女性役員が育休社員に「甘えてんじゃないわよ!」
マタハラをするのは男性に限らない。
厚労省の調査では、マタハラ行為をした女性の直属上司が11.1%、女性の上位の役職者・役員が5.7%、女性の同僚、部下が9.5%と同性が少なくない点だ。同僚・部下では女性のほうが多い。
じつは連合のマタハラ調査でも似たような結果が出ている。マタハラが起こる原因について「男性社員の妊娠・出産への理解不足・協力不足」が51.3%と最も多かったが、「女性社員の妊娠・出産への理解不足・協力不足」が22.0%、「女性社員の妬み」が14.1%もあった(2013年調査)。
だが一方では同じ調査で、女性の妊娠・出産に関して「最も理解がある」と感じる人は誰かという質問では「同僚・部下(女性)」(31.0%)、「上司(女性)」(20.4%)と答えた人が多かった。同じ女性でも、マタハラ行為をする無理解な者もいれば、寄り添ってくれる理解者もいる。この〝矛盾〟をどう考えればよいのだろうか。

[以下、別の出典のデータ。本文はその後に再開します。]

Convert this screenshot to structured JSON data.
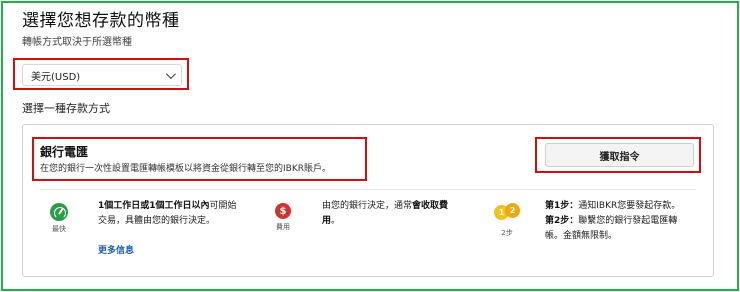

別に驚くに当たらないと指摘するのは食品業の人事部長だ。
「女性同士だから妊娠・出産した女性に協力してくれるというわけではない。女性の上司が結婚しているとは限らないし、出産している人ばかりではない。むしろ子どもを持つ男性上司のほうが、子どもが熱を出したらどういうことが起きるのか理解できる場合もあるし、性別は関係ない。また、本当は結婚して子どもを産みたかった女性上司の中には、子どもを産んだ女性に対して嫉妬の気持ちを抱く人もいると思う」
結婚や妊娠・出産経験の有無、身内にそういう人がいるかによって対応も違ってくるのだろう。また、
人事部長は子どもを産み育てた経験のある女性でも上の役職者ほど若い女性に冷たいと言う。
「当社の女性役員は仕事量も多いし、夜遅くまで仕事をしている。若いころから子どもの面倒は家族に見てもらい、自分は男性に負けずに猛烈に働いてきた人。あるときその役員に『女性の時短勤務者が多くて人事も大変です』と言ったところ、突然『甘えてんじゃないわよ!』と怒りだしたのには驚いた。彼女から見れば、育児で休むとか、早退するというのは納得がいかないのだろう」
たとえ子どもを産み育てた経験を持ち、バリバリ働いているとしても、こういう女性役員は若い女性からは「仕事と子育ての両立」のロールモデルにならないだろう。
安倍政権は希望出生率の実現の方策として、幼児教育の無償化、派遣社員の育児休業取得の推進、待機児童ゼロなどの施策を検討している。
しかし、いくら制度を整えてもマタハラの実態に象徴される経営陣の意識や職場風土が変わらなければ絵に描いた餅に終わるだろう。